Brand expert helps companies avoid getting lost in the shuffle in light of this unofficial, official holiday
WORDS // Jenna Kruse, Kelly Pierce
It’s Black Friday, which means millions of Americans are suffering from “shopper’s hangover.” We all know that Black Friday is really Black Thursday Night. After your turkey-and-stuffing dinner, store ads in the form of thick piles become either dessert to your shopper’s eye or kindling for the fire in your hearth–without the bat of an eye. Either way you view it, it’s the biggest advertisement overload of the year.
In that spirit, I decided to enlist marketing brand expert, Kelly Pierce, at Pierce Creative to give us some best practices on how to–not just in this season, but throughout the year–distinguish your business, and draw interest to your nonprofit or ministry. Rather than provide us with a list of tips and tricks, she tells us a story of a household name that has figured this marketing thing out. And it might not be as costly as you think. Read on:
“We had the time of our lives! They treated us like stars. They even rolled out the green carpet for us,” Mom said beaming ear to ear.
My parents just returned from a four-day trip to Moline, Illinois where they had been invited to a very special Gold Key Ceremony at the John Deere manufacturing plant. It wasn’t to promote a new tractor or to try and sell them any new farm equipment. No, that part was already done. The paperwork was signed – the check written. Mom and Dad had already “sealed the deal” on a new, green machine …A brand-spanking-new John Deere combine.

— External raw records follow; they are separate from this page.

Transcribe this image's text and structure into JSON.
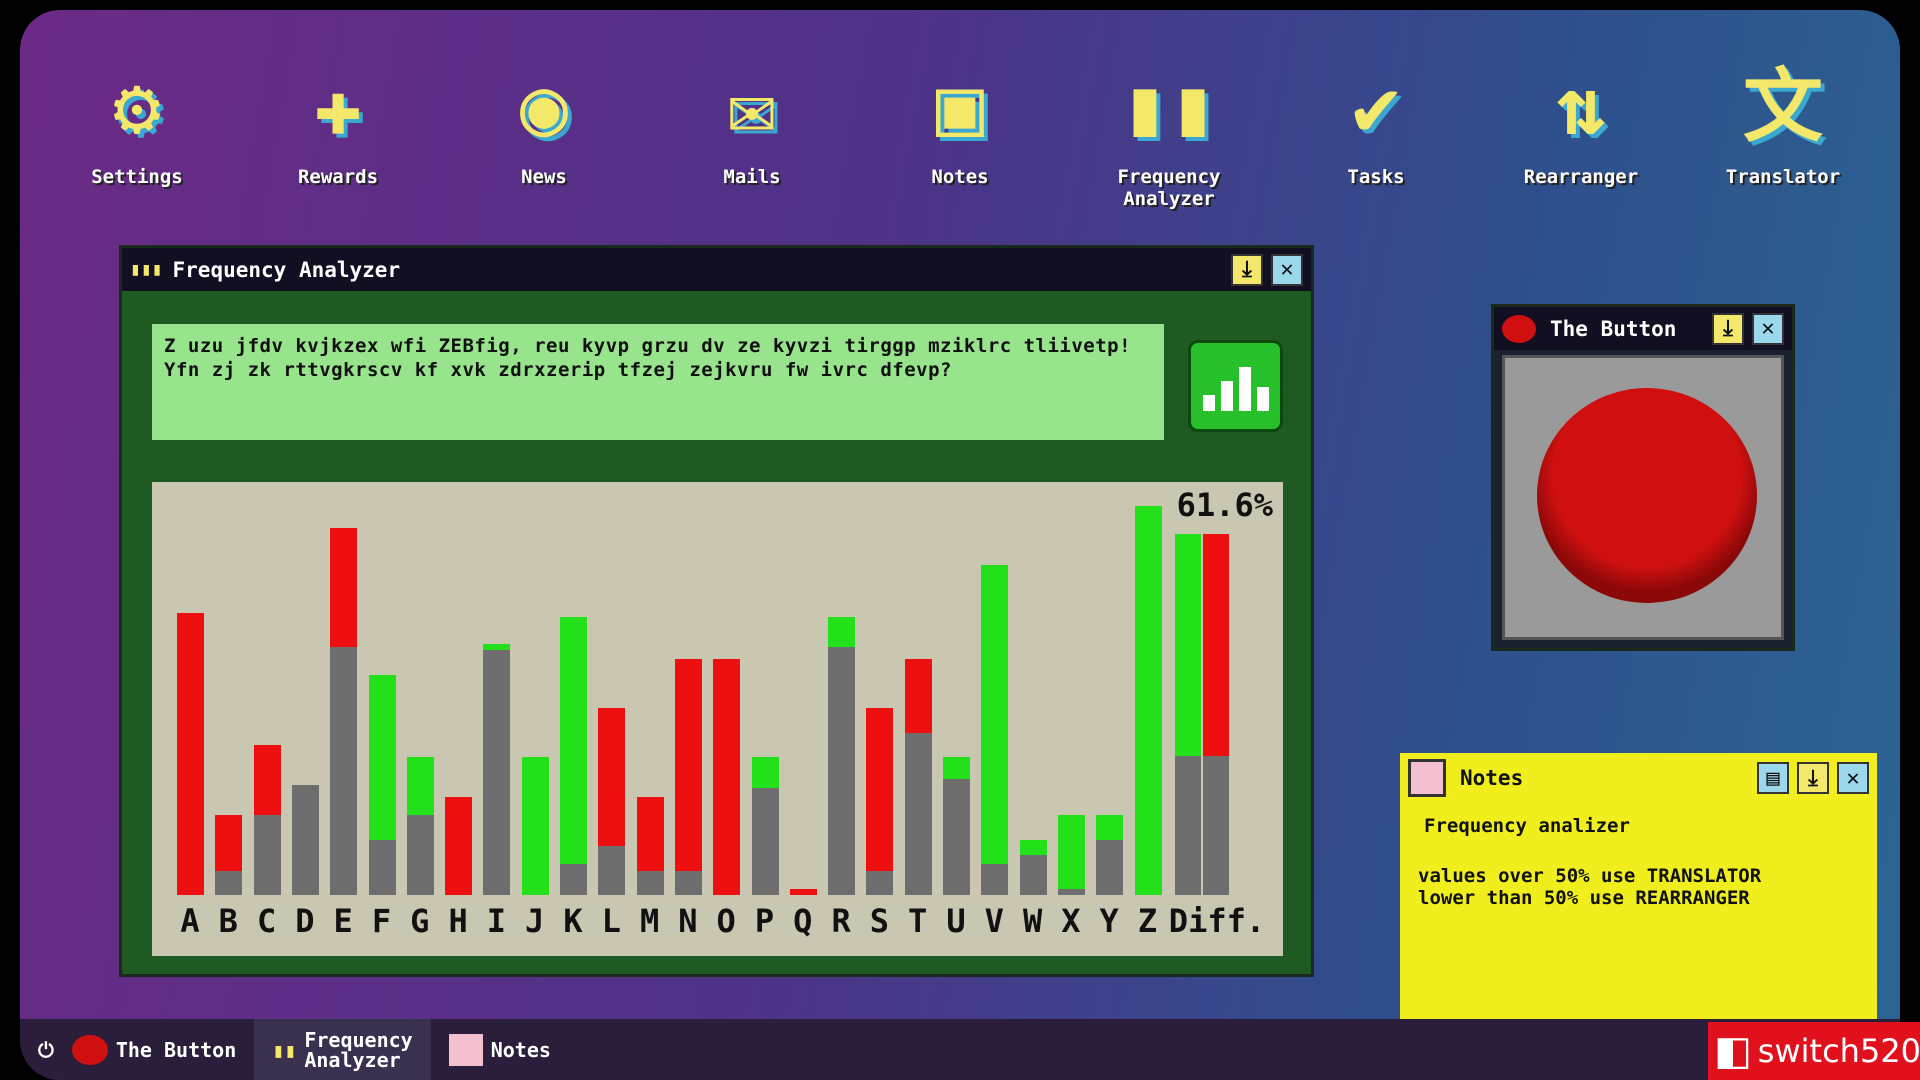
{
  "desktop": {
    "icons": [
      {
        "label": "Settings",
        "icon": "gear-icon",
        "glyph": "⚙"
      },
      {
        "label": "Rewards",
        "icon": "rewards-icon",
        "glyph": "✚"
      },
      {
        "label": "News",
        "icon": "news-icon",
        "glyph": "◉"
      },
      {
        "label": "Mails",
        "icon": "mail-icon",
        "glyph": "✉"
      },
      {
        "label": "Notes",
        "icon": "notes-icon",
        "glyph": "▣"
      },
      {
        "label": "Frequency\nAnalyzer",
        "icon": "frequency-analyzer-icon",
        "glyph": "▮▮"
      },
      {
        "label": "Tasks",
        "icon": "tasks-icon",
        "glyph": "✔"
      },
      {
        "label": "Rearranger",
        "icon": "rearranger-icon",
        "glyph": "⇅"
      },
      {
        "label": "Translator",
        "icon": "translator-icon",
        "glyph": "文"
      }
    ]
  },
  "freq_window": {
    "title": "Frequency Analyzer",
    "input_text": "Z uzu jfdv kvjkzex wfi ZEBfig, reu kyvp grzu dv ze kyvzi tirggp mziklrc tliivetp! Yfn zj zk rttvgkrscv kf xvk zdrxzerip tfzej zejkvru fw ivrc dfevp?"
  },
  "chart_data": {
    "type": "bar",
    "stacked": true,
    "colors": {
      "base": "#6e6e6e",
      "over": "#ee1010",
      "under": "#22e01a"
    },
    "categories": [
      "A",
      "B",
      "C",
      "D",
      "E",
      "F",
      "G",
      "H",
      "I",
      "J",
      "K",
      "L",
      "M",
      "N",
      "O",
      "P",
      "Q",
      "R",
      "S",
      "T",
      "U",
      "V",
      "W",
      "X",
      "Y",
      "Z"
    ],
    "values": [
      9.2,
      2.6,
      4.9,
      3.6,
      12.0,
      7.2,
      4.5,
      3.2,
      8.2,
      4.5,
      9.1,
      6.1,
      3.2,
      7.7,
      7.7,
      4.5,
      0.2,
      9.1,
      6.1,
      7.7,
      4.5,
      10.8,
      1.8,
      2.6,
      2.6,
      12.7
    ],
    "base_values": [
      0,
      0.8,
      2.6,
      3.6,
      8.1,
      1.8,
      2.6,
      0,
      8.0,
      0,
      1.0,
      1.6,
      0.8,
      0.8,
      0,
      3.5,
      0,
      8.1,
      0.8,
      5.3,
      3.8,
      1.0,
      1.3,
      0.2,
      1.8,
      0
    ],
    "top_color": [
      "red",
      "red",
      "red",
      "none",
      "red",
      "green",
      "green",
      "red",
      "green",
      "green",
      "green",
      "red",
      "red",
      "red",
      "red",
      "green",
      "red",
      "green",
      "red",
      "red",
      "green",
      "green",
      "green",
      "green",
      "green",
      "green"
    ],
    "diff": {
      "label": "Diff.",
      "percent_label": "61.6%",
      "percent": 61.6
    }
  },
  "button_window": {
    "title": "The Button"
  },
  "notes_window": {
    "title": "Notes",
    "heading": "Frequency analizer",
    "line1": "values over 50% use TRANSLATOR",
    "line2": "lower than 50% use REARRANGER"
  },
  "taskbar": {
    "items": [
      {
        "label": "The Button"
      },
      {
        "label": "Frequency\nAnalyzer"
      },
      {
        "label": "Notes"
      }
    ]
  },
  "watermark": "switch520"
}
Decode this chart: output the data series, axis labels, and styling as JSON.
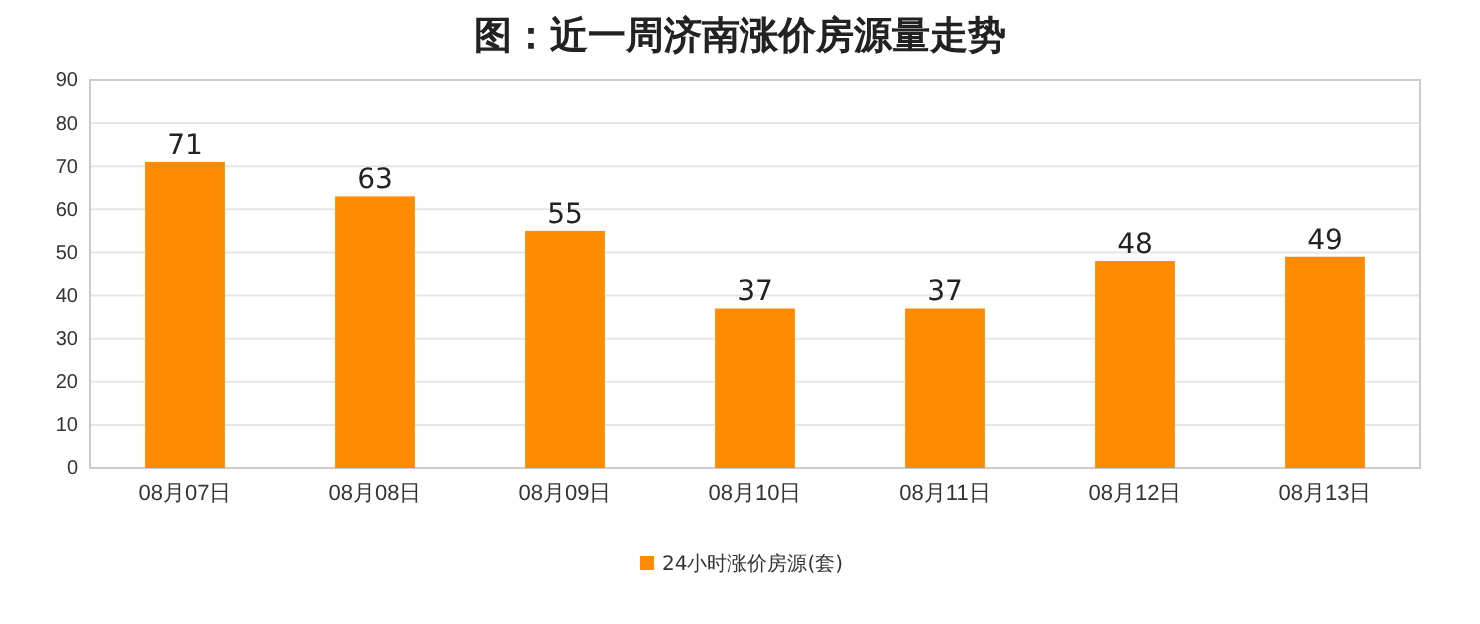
{
  "chart_data": {
    "type": "bar",
    "title": "图：近一周济南涨价房源量走势",
    "categories": [
      "08月07日",
      "08月08日",
      "08月09日",
      "08月10日",
      "08月11日",
      "08月12日",
      "08月13日"
    ],
    "series": [
      {
        "name": "24小时涨价房源(套)",
        "color": "#ff8c00",
        "values": [
          71,
          63,
          55,
          37,
          37,
          48,
          49
        ]
      }
    ],
    "ylim": [
      0,
      90
    ],
    "yticks": [
      0,
      10,
      20,
      30,
      40,
      50,
      60,
      70,
      80,
      90
    ],
    "grid": "y",
    "legend": "bottom",
    "data_labels": true
  }
}
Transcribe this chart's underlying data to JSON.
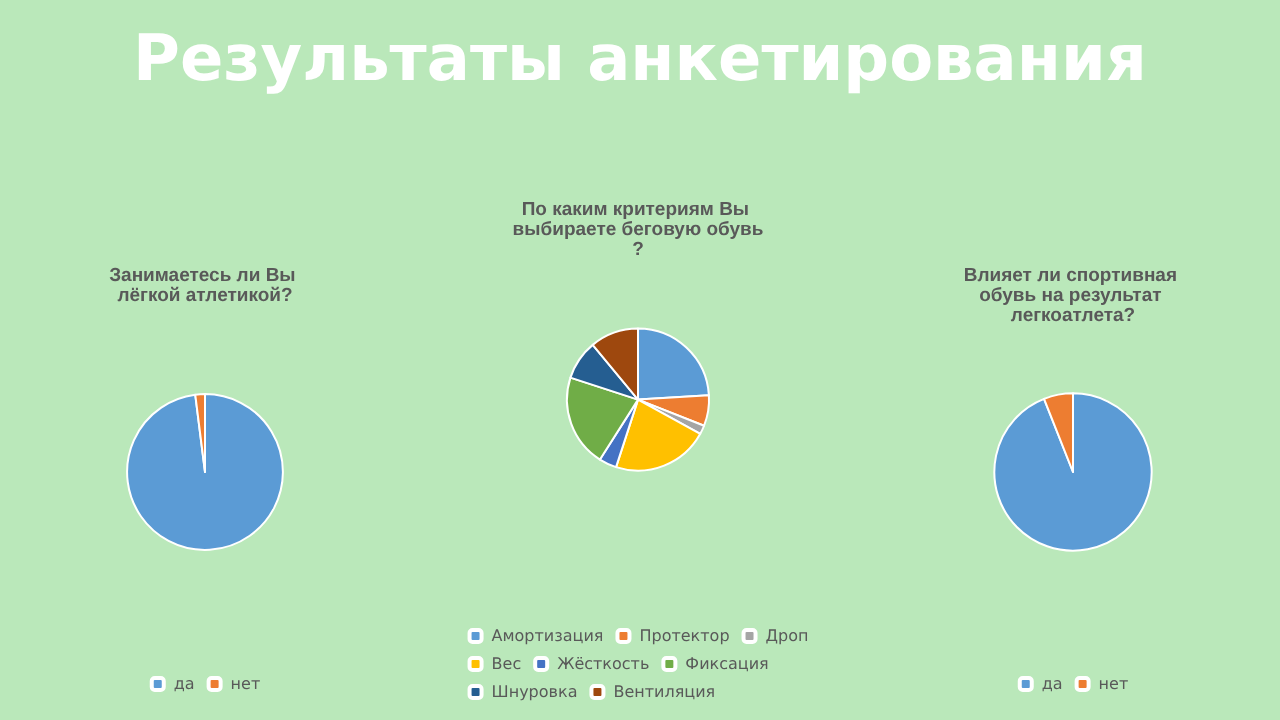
{
  "chart_data": [
    {
      "type": "other",
      "title": "Результаты анкетирования"
    },
    {
      "type": "pie",
      "title": "Занимаетесь ли Вы лёгкой атлетикой?",
      "categories": [
        "да",
        "нет"
      ],
      "values": [
        98,
        2
      ],
      "colors": [
        "#5b9bd5",
        "#ed7d31"
      ],
      "legend": "bottom"
    },
    {
      "type": "pie",
      "title": "По каким критериям Вы выбираете беговую обувь?",
      "categories": [
        "Амортизация",
        "Протектор",
        "Дроп",
        "Вес",
        "Жёсткость",
        "Фиксация",
        "Шнуровка",
        "Вентиляция"
      ],
      "values": [
        24,
        7,
        2,
        22,
        4,
        21,
        9,
        11
      ],
      "colors": [
        "#5b9bd5",
        "#ed7d31",
        "#a5a5a5",
        "#ffc000",
        "#4472c4",
        "#70ad47",
        "#255e91",
        "#9e480e"
      ],
      "legend": "bottom"
    },
    {
      "type": "pie",
      "title": "Влияет ли спортивная обувь на результат легкоатлета?",
      "categories": [
        "да",
        "нет"
      ],
      "values": [
        94,
        6
      ],
      "colors": [
        "#5b9bd5",
        "#ed7d31"
      ],
      "legend": "bottom"
    }
  ]
}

The company could simply have shipped the tractor to my parents and no one would have given it another thought. Instead, John Deere showed my parents how much they appreciated their loyalty, inviting them to headquarters for a special presentation as they watched their tractor roll off the production line. They gave my dad a gold key and helped him climb into the cab of his combine, so he could be the first person to start the newly-minted engine.
John Deere didn’t need to give my parents any sort of special treatment. After all, they had already sold the machine. Nevertheless, the company knew how much this experience meant to my parents and took the opportunity to show how much they appreciated my family’s business.
John Deere gets it.
It was about more than making a transaction. It was about creating a memorable and meaningful experience my parents will cherish forever. Plus, John Deere knows if they make it special enough, my parents will tell every neighbor and farmer they know about it …and then they’ll want the experience too!
“What John Deere did wasn’t expensive, nor did it take months to plan. But the thought they put into it was priceless. The company showed my parents they cared about them.”
We show love and gratitude in our personal lives every day to further relationships. We need to make sure we’re doing this in our businesses too.
Our customers want to feel like they matter and aren’t just numbers.
We can show them we care in simple and heartfelt ways – by listening, thinking and understanding what’s important to them.
By taking time to build relationships, we build loyalty in a much more profound way than we could ever do, by simply selling a product or service. And, as loyal customers are the beating hearts of our businesses, it makes sense to give them memories they will always cherish.